The potential energy (V) due to gravity acting in the negative z-direction is given by: \[ V = mgz \]Substitute \[ z = r \] into the expression: \[ V = mgr \]

- Write the Lagrangian

The Lagrangian (L) is defined as the kinetic energy (T) minus the potential energy (V): \[ L = T - V \]Thus, \[ L = \frac{1}{2} m \left( 2 \dot{r}^2 + r^2 \dot{\theta}^2 \right) - mgr \]

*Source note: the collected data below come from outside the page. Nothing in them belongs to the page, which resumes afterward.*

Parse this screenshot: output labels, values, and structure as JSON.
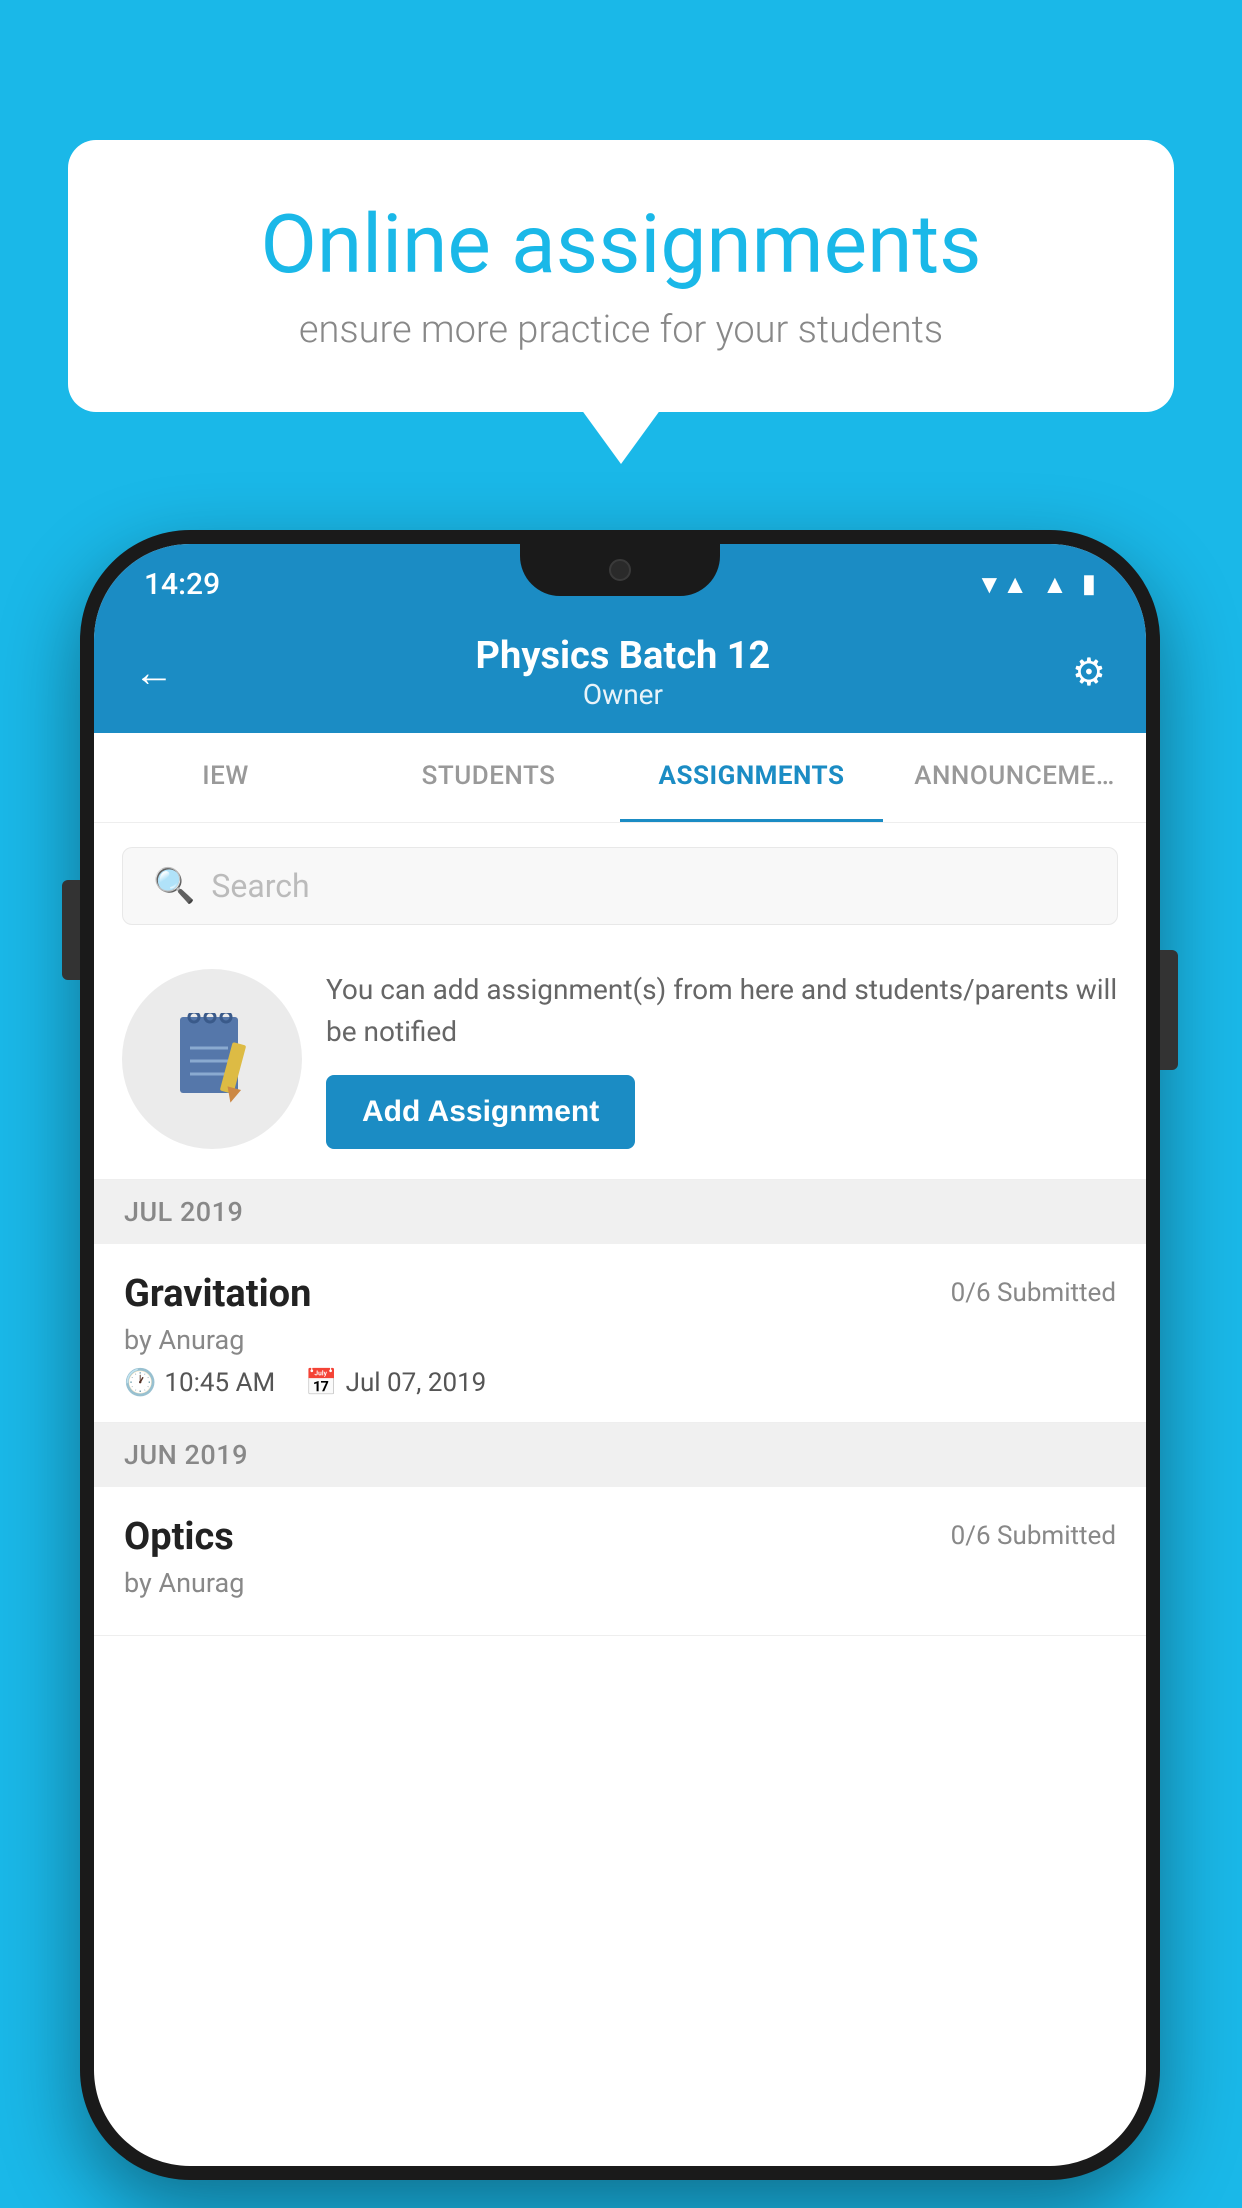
{
  "background_color": "#1ab8e8",
  "speech_bubble": {
    "title": "Online assignments",
    "subtitle": "ensure more practice for your students"
  },
  "status_bar": {
    "time": "14:29",
    "icons": [
      "wifi",
      "signal",
      "battery"
    ]
  },
  "header": {
    "title": "Physics Batch 12",
    "subtitle": "Owner",
    "back_label": "←",
    "settings_label": "⚙"
  },
  "tabs": [
    {
      "label": "IEW",
      "active": false
    },
    {
      "label": "STUDENTS",
      "active": false
    },
    {
      "label": "ASSIGNMENTS",
      "active": true
    },
    {
      "label": "ANNOUNCE…",
      "active": false
    }
  ],
  "search": {
    "placeholder": "Search"
  },
  "promo": {
    "description": "You can add assignment(s) from here and students/parents will be notified",
    "button_label": "Add Assignment"
  },
  "sections": [
    {
      "month": "JUL 2019",
      "assignments": [
        {
          "name": "Gravitation",
          "submitted": "0/6 Submitted",
          "by": "by Anurag",
          "time": "10:45 AM",
          "date": "Jul 07, 2019"
        }
      ]
    },
    {
      "month": "JUN 2019",
      "assignments": [
        {
          "name": "Optics",
          "submitted": "0/6 Submitted",
          "by": "by Anurag",
          "time": "",
          "date": ""
        }
      ]
    }
  ]
}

- Derive the Lagrange's Equations for r

The Lagrange equation is: \[ \frac{d}{dt}\left( \frac{\partial L}{\partial \dot{q}_j} \right) - \frac{\partial L}{\partial q_j} = 0 \]For \( r \): \[ \frac{d}{dt}\left( \frac{\partial L}{\partial \dot{r}} \right) - \frac{\partial L}{\partial r} = 0 \]Compute \( \frac{\partial L}{\partial \dot{r}} = 2m \dot{r} \)\( \frac{d}{dt}\left( \frac{\partial L}{\partial \dot{r}} \right) = 2m \ddot{r} \)Compute \( \frac{\partial L}{\partial r} = mr \dot{\theta}^2 - mg \)Thus, the Lagrange equation is: \[ 2m \ddot{r} - (mr \dot{\theta}^2 - mg) = 0 \]Simplify: \[ \ddot{r} = r \dot{\theta}^2 - \frac{g}{2} \]

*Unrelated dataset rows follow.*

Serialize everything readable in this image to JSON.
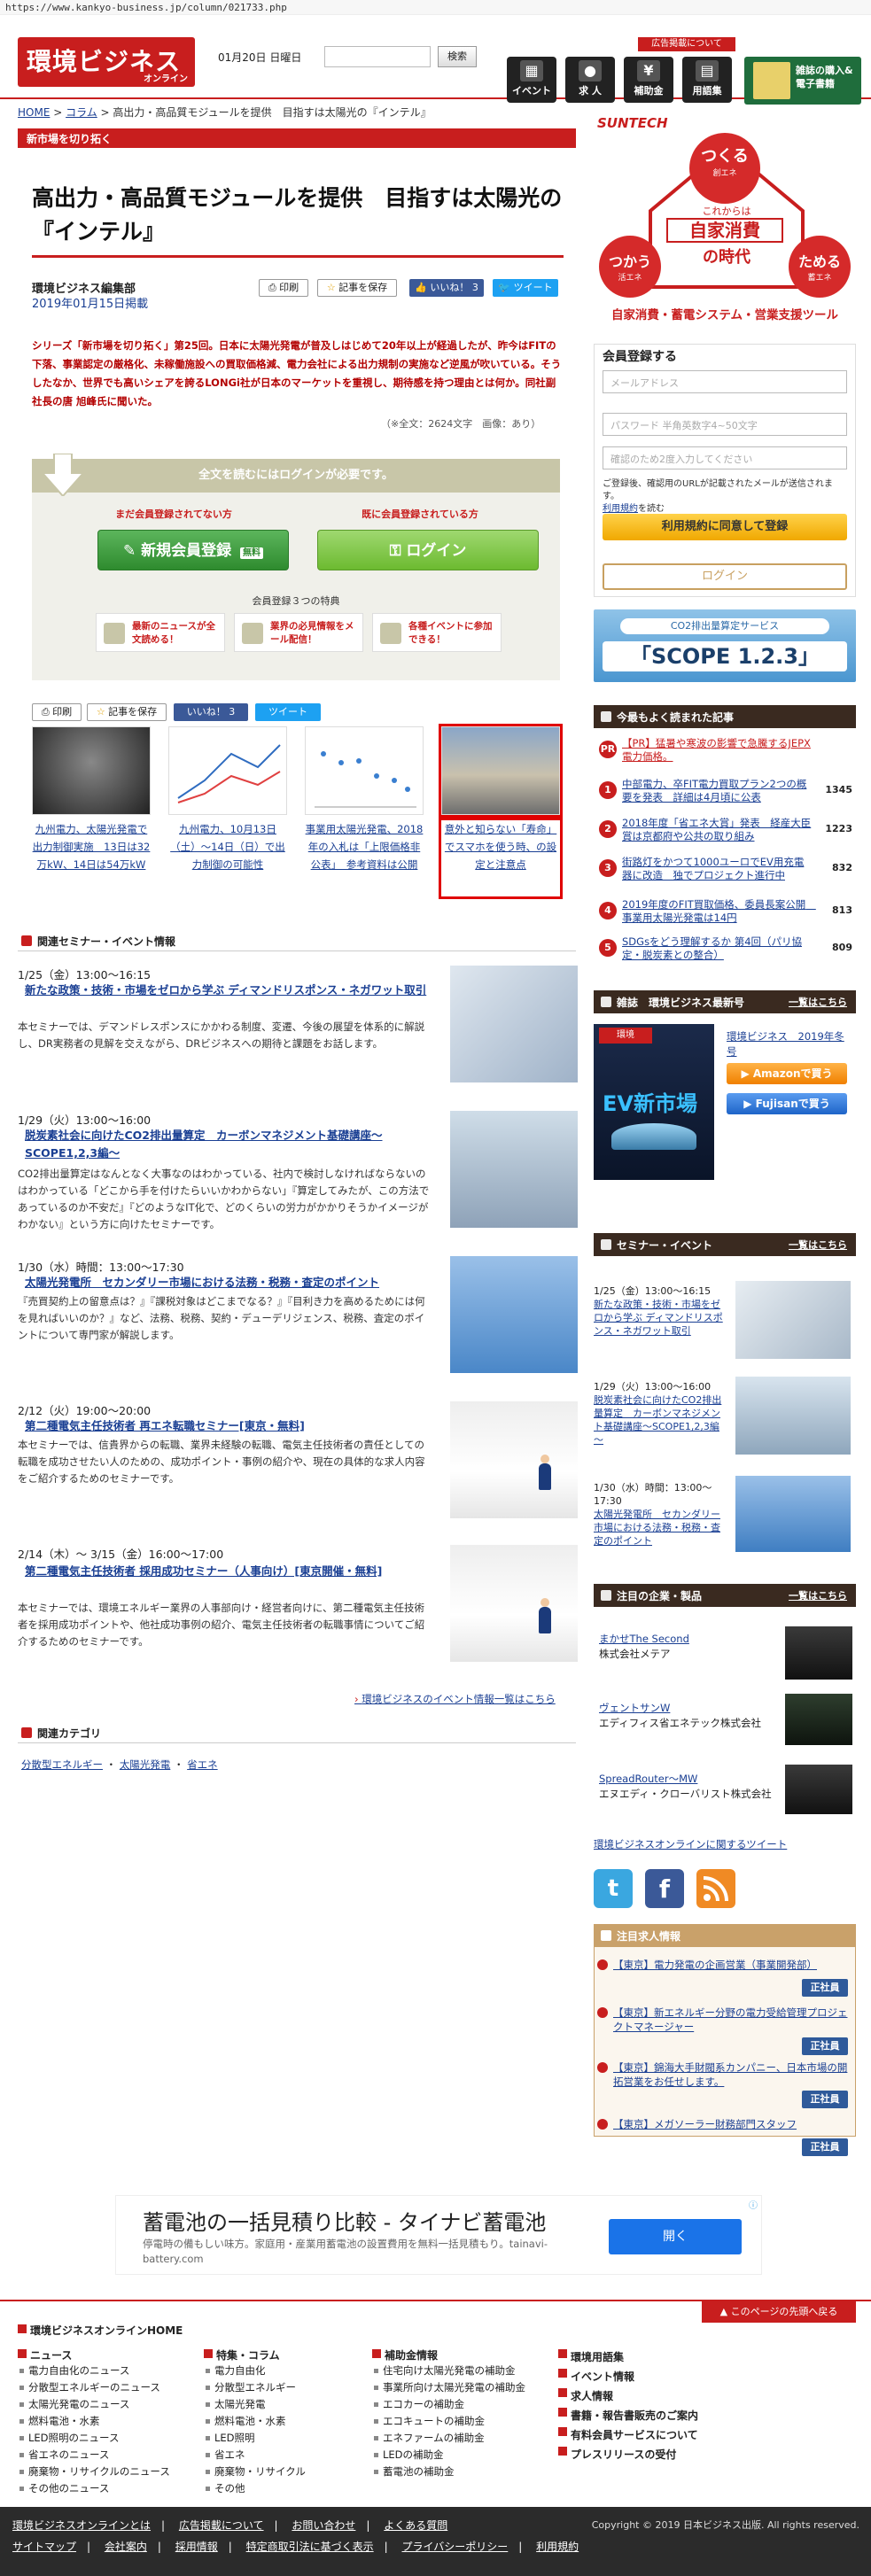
{
  "browser": {
    "url": "https://www.kankyo-business.jp/column/021733.php"
  },
  "header": {
    "logo_main": "環境ビジネス",
    "logo_sub": "オンライン",
    "date": "01月20日 日曜日",
    "search_button": "検索",
    "ad_label": "広告掲載について",
    "nav": [
      {
        "label": "イベント",
        "icon": "calendar-icon"
      },
      {
        "label": "求 人",
        "icon": "person-icon"
      },
      {
        "label": "補助金",
        "icon": "yen-icon"
      },
      {
        "label": "用語集",
        "icon": "book-icon"
      }
    ],
    "banner_text": "雑誌の購入&電子書籍"
  },
  "breadcrumb": [
    "HOME",
    "コラム",
    "高出力・高品質モジュールを提供　目指すは太陽光の『インテル』"
  ],
  "series_label": "新市場を切り拓く",
  "article": {
    "title": "高出力・高品質モジュールを提供　目指すは太陽光の『インテル』",
    "author": "環境ビジネス編集部",
    "published": "2019年01月15日掲載",
    "buttons": {
      "print": "印刷",
      "save": "記事を保存",
      "like": "いいね！ 3",
      "tweet": "ツイート"
    },
    "lead": "シリーズ「新市場を切り拓く」第25回。日本に太陽光発電が普及しはじめて20年以上が経過したが、昨今はFITの下落、事業認定の厳格化、未稼働施設への買取価格減、電力会社による出力規制の実施など逆風が吹いている。そうしたなか、世界でも高いシェアを誇るLONGi社が日本のマーケットを重視し、期待感を持つ理由とは何か。同社副社長の唐 旭峰氏に聞いた。",
    "lead_links": [
      "太陽光発電",
      "FIT"
    ],
    "stats": "（※全文：2624文字　画像：あり）"
  },
  "login_box": {
    "heading": "全文を読むにはログインが必要です。",
    "col_new": "まだ会員登録されてない方",
    "col_member": "既に会員登録されている方",
    "register_button": "新規会員登録",
    "register_badge": "無料",
    "login_button": "ログイン",
    "merits_title": "会員登録３つの特典",
    "merits": [
      "最新のニュースが全文読める！",
      "業界の必見情報をメール配信！",
      "各種イベントに参加できる！"
    ]
  },
  "related": [
    {
      "caption": "九州電力、太陽光発電で出力制御実施　13日は32万kW、14日は54万kW"
    },
    {
      "caption": "九州電力、10月13日（土）～14日（日）で出力制御の可能性"
    },
    {
      "caption": "事業用太陽光発電、2018年の入札は「上限価格非公表」　参考資料は公開"
    },
    {
      "caption": "意外と知らない「寿命」でスマホを使う時、の設定と注意点"
    }
  ],
  "seminars": {
    "heading": "関連セミナー・イベント情報",
    "items": [
      {
        "date": "1/25（金）13:00～16:15",
        "title": "新たな政策・技術・市場をゼロから学ぶ ディマンドリスポンス・ネガワット取引",
        "desc": "本セミナーでは、デマンドレスポンスにかかわる制度、変遷、今後の展望を体系的に解説し、DR実務者の見解を交えながら、DRビジネスへの期待と課題をお話します。"
      },
      {
        "date": "1/29（火）13:00～16:00",
        "title": "脱炭素社会に向けたCO2排出量算定　カーボンマネジメント基礎講座～SCOPE1,2,3編～",
        "desc": "CO2排出量算定はなんとなく大事なのはわかっている、社内で検討しなければならないのはわかっている「どこから手を付けたらいいかわからない」『算定してみたが、この方法であっているのか不安だ』『どのようなIT化で、どのくらいの労力がかかりそうかイメージがわかない』という方に向けたセミナーです。"
      },
      {
        "date": "1/30（水）時間：13:00～17:30",
        "title": "太陽光発電所　セカンダリー市場における法務・税務・査定のポイント",
        "desc": "『売買契約上の留意点は？』『課税対象はどこまでなる？』『目利き力を高めるためには何を見ればいいのか？』など、法務、税務、契約・デューデリジェンス、税務、査定のポイントについて専門家が解説します。"
      },
      {
        "date": "2/12（火）19:00～20:00",
        "title": "第二種電気主任技術者 再エネ転職セミナー[東京・無料]",
        "desc": "本セミナーでは、信貴界からの転職、業界未経験の転職、電気主任技術者の責任としての転職を成功させたい人のための、成功ポイント・事例の紹介や、現在の具体的な求人内容をご紹介するためのセミナーです。"
      },
      {
        "date": "2/14（木）～ 3/15（金）16:00～17:00",
        "title": "第二種電気主任技術者 採用成功セミナー（人事向け）[東京開催・無料]",
        "desc": "本セミナーでは、環境エネルギー業界の人事部向け・経営者向けに、第二種電気主任技術者を採用成功ポイントや、他社成功事例の紹介、電気主任技術者の転職事情についてご紹介するためのセミナーです。"
      }
    ],
    "more_link": "環境ビジネスのイベント情報一覧はこちら"
  },
  "categories": {
    "heading": "関連カテゴリ",
    "items": [
      "分散型エネルギー",
      "太陽光発電",
      "省エネ"
    ]
  },
  "sidebar": {
    "top_ad": {
      "brand": "SUNTECH",
      "line1": "つくる",
      "line1_sub": "創エネ",
      "center": "自家消費",
      "center_pre": "これからは",
      "center_post": "の時代",
      "left": "つかう",
      "left_sub": "活エネ",
      "right": "ためる",
      "right_sub": "蓄エネ",
      "tagline": "自家消費・蓄電システム・営業支援ツール"
    },
    "register": {
      "heading": "会員登録する",
      "email_placeholder": "メールアドレス",
      "password_placeholder": "パスワード 半角英数字4~50文字",
      "confirm_placeholder": "確認のため2度入力してください",
      "note": "ご登録後、確認用のURLが記載されたメールが送信されます。",
      "terms_link": "利用規約",
      "note2": "を読む",
      "submit": "利用規約に同意して登録",
      "login": "ログイン"
    },
    "scope_ad": {
      "top": "CO2排出量算定サービス",
      "main": "「SCOPE 1.2.3」"
    },
    "ranking": {
      "heading": "今最もよく読まれた記事",
      "items": [
        {
          "no": "PR",
          "title": "【PR】猛暑や寒波の影響で急騰するJEPX電力価格。",
          "count": ""
        },
        {
          "no": "1",
          "title": "中部電力、卒FIT電力買取プラン2つの概要を発表　詳細は4月頃に公表",
          "count": "1345"
        },
        {
          "no": "2",
          "title": "2018年度「省エネ大賞」発表　経産大臣賞は京都府や公共の取り組み",
          "count": "1223"
        },
        {
          "no": "3",
          "title": "街路灯をかつて1000ユーロでEV用充電器に改造　独でプロジェクト進行中",
          "count": "832"
        },
        {
          "no": "4",
          "title": "2019年度のFIT買取価格、委員長案公開　事業用太陽光発電は14円",
          "count": "813"
        },
        {
          "no": "5",
          "title": "SDGsをどう理解するか 第4回（パリ協定・脱炭素との整合）",
          "count": "809"
        }
      ]
    },
    "magazine": {
      "heading": "雑誌　環境ビジネス最新号",
      "more": "一覧はこちら",
      "issue": "環境ビジネス　2019年冬号",
      "cover_title": "EV新市場",
      "amazon": "Amazonで買う",
      "fujisan": "Fujisanで買う"
    },
    "side_seminars": {
      "heading": "セミナー・イベント",
      "more": "一覧はこちら",
      "items": [
        {
          "date": "1/25（金）13:00～16:15",
          "title": "新たな政策・技術・市場をゼロから学ぶ ディマンドリスポンス・ネガワット取引"
        },
        {
          "date": "1/29（火）13:00～16:00",
          "title": "脱炭素社会に向けたCO2排出量算定　カーボンマネジメント基礎講座～SCOPE1,2,3編～"
        },
        {
          "date": "1/30（水）時間：13:00～17:30",
          "title": "太陽光発電所　セカンダリー市場における法務・税務・査定のポイント"
        }
      ]
    },
    "companies": {
      "heading": "注目の企業・製品",
      "more": "一覧はこちら",
      "items": [
        {
          "name": "まかせThe Second",
          "company": "株式会社メテア"
        },
        {
          "name": "ヴェントサンW",
          "company": "エディフィス省エネテック株式会社"
        },
        {
          "name": "SpreadRouter～MW",
          "company": "エヌエディ・クローバリスト株式会社"
        }
      ]
    },
    "tweet_link": "環境ビジネスオンラインに関するツイート",
    "jobs": {
      "heading": "注目求人情報",
      "badge": "正社員",
      "items": [
        "【東京】電力発電の企画営業（事業開発部）",
        "【東京】新エネルギー分野の電力受給管理プロジェクトマネージャー",
        "【東京】錦海大手財閥系カンパニー、日本市場の開拓営業をお任せします。",
        "【東京】メガソーラー財務部門スタッフ"
      ]
    }
  },
  "bottom_ad": {
    "title": "蓄電池の一括見積り比較 - タイナビ蓄電池",
    "desc": "停電時の備もしい味方。家庭用・産業用蓄電池の設置費用を無料一括見積もり。tainavi-battery.com",
    "button": "開く"
  },
  "footer": {
    "top_link": "このページの先頭へ戻る",
    "home": "環境ビジネスオンラインHOME",
    "cols": [
      {
        "title": "ニュース",
        "items": [
          "電力自由化のニュース",
          "分散型エネルギーのニュース",
          "太陽光発電のニュース",
          "燃料電池・水素",
          "LED照明のニュース",
          "省エネのニュース",
          "廃棄物・リサイクルのニュース",
          "その他のニュース"
        ]
      },
      {
        "title": "特集・コラム",
        "items": [
          "電力自由化",
          "分散型エネルギー",
          "太陽光発電",
          "燃料電池・水素",
          "LED照明",
          "省エネ",
          "廃棄物・リサイクル",
          "その他"
        ]
      },
      {
        "title": "補助金情報",
        "items": [
          "住宅向け太陽光発電の補助金",
          "事業所向け太陽光発電の補助金",
          "エコカーの補助金",
          "エコキュートの補助金",
          "エネファームの補助金",
          "LEDの補助金",
          "蓄電池の補助金"
        ]
      },
      {
        "title": "環境用語集",
        "items": [
          "イベント情報",
          "求人情報",
          "書籍・報告書販売のご案内",
          "有料会員サービスについて",
          "プレスリリースの受付"
        ]
      }
    ],
    "links_row1": [
      "環境ビジネスオンラインとは",
      "広告掲載について",
      "お問い合わせ",
      "よくある質問"
    ],
    "links_row2": [
      "サイトマップ",
      "会社案内",
      "採用情報",
      "特定商取引法に基づく表示",
      "プライバシーポリシー",
      "利用規約"
    ],
    "copyright": "Copyright © 2019 日本ビジネス出版. All rights reserved."
  }
}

- Derive the Lagrange's Equations for θ

For \( \theta \): \[ \frac{d}{dt}\left( \frac{\partial L}{\partial \dot{\theta}} \right) - \frac{\partial L}{\partial \theta} = 0 \]Compute \( \frac{\partial L}{\partial \dot{\theta}} = mr^2 \dot{\theta} \)\( \frac{d}{dt}\left( \frac{\partial L}{\partial \dot{\theta}} \right) = 2mr \dot{r} \dot{\theta} + mr^2 \ddot{\theta} \)Since \( \frac{\partial L}{\partial \theta} = 0 \), it simplifies to: \[ 2mr \dot{r} \dot{\theta} + mr^2 \ddot{\theta} = 0 \]Divide by \( mr \): \[ 2 \dot{r} \dot{\theta} + r \ddot{\theta} = 0 \]

Key concepts

cylindrical coordinates

Cylindrical coordinates help us describe a point in three-dimensional space by using a radius, angle, and height. Unlike Cartesian coordinates (x, y, z), cylindrical coordinates are represented by (\(r, \theta, z\)). Here, \(r\) is the radial distance from the z-axis, \(\theta\) is the angle from the x-axis in the xy-plane, and \(z\) is the height. For our problem, the mass moves on the surface of a cone defined by \(r = z\). This means the height \(z\) and the radial distance \(r\) are equal.

potential energy

Potential energy (V) is the energy stored in an object because of its position in a force field, here due to gravity. For an object at a height \(z\) in a gravitational field, the potential energy is given by: \[ V = mgz \] In our case, since the height and radial distance are equal (\(z = r\)), we update the potential energy: \[ V = mgr \] This demonstrates how the position of the mass in the gravitational field directly influences the potential energy.

kinetic energy

Kinetic energy (T) represents the energy an object has due to its motion. In cylindrical coordinates, it's given by: \[ T = \frac{1}{2} m ( \dot{r}^2 + r^2 \dot{\theta}^2 + \dot{z}^2 ) \] Here, \( \dot{r} \) is the radial velocity, \( r \dot{\theta} \) is the tangential velocity, and \( \dot{z} \) is the vertical velocity. Given \(z = r\), we get \( \dot{z} = \dot{r} \), simplifying the kinetic energy expression to: \[ T = \frac{1}{2} m ( 2 \dot{r}^2 + r^2 \dot{\theta}^2 ) \] This equation shows the components of motion in our cylindrical coordinate system.

Lagrange's equations

Lagrange's equations are used to derive the equations of motion for a system. The general form is: \[ \frac{d}{dt} \left( \frac{\partial L}{\partial \dot{q}_j} \right) - \frac{\partial L}{\partial q_j} = 0 \] Where L is the Lagrangian (\( L = T - V \)). First, we write down the Lagrangian for our system: \[ L = \frac{1}{2} m ( 2 \dot{r}^2 + r^2 \dot{\theta}^2 ) - mgr \] For \(r\): \[ \frac{d}{dt} \left( \frac{\partial L}{\partial \dot{r}} \right) - \frac{\partial L}{\partial r} = 0 \] Solving this, we get: \[ 2m \ddot{r} - (mr \dot{\theta}^2 - mg) = 0 \] Simplifying further, we find: \[ \ddot{r} = r \dot{\theta}^2 - \frac{g}{2} \] For \(\theta\): \[ \frac{d}{dt} \left( \frac{\partial L}{\partial \dot{\theta}} \right) - \frac{\partial L}{\partial \theta} = 0 \] This results in: \[ 2mr \dot{r} \dot{\theta} + mr^2 \ddot{\theta} = 0 \] Which further simplifies to: \[ 2 \dot{r} \dot{\theta} + r \ddot{\theta} = 0 \] These equations describe how the radial distance \(r\) and the angle \(\theta\) evolve over time in the system.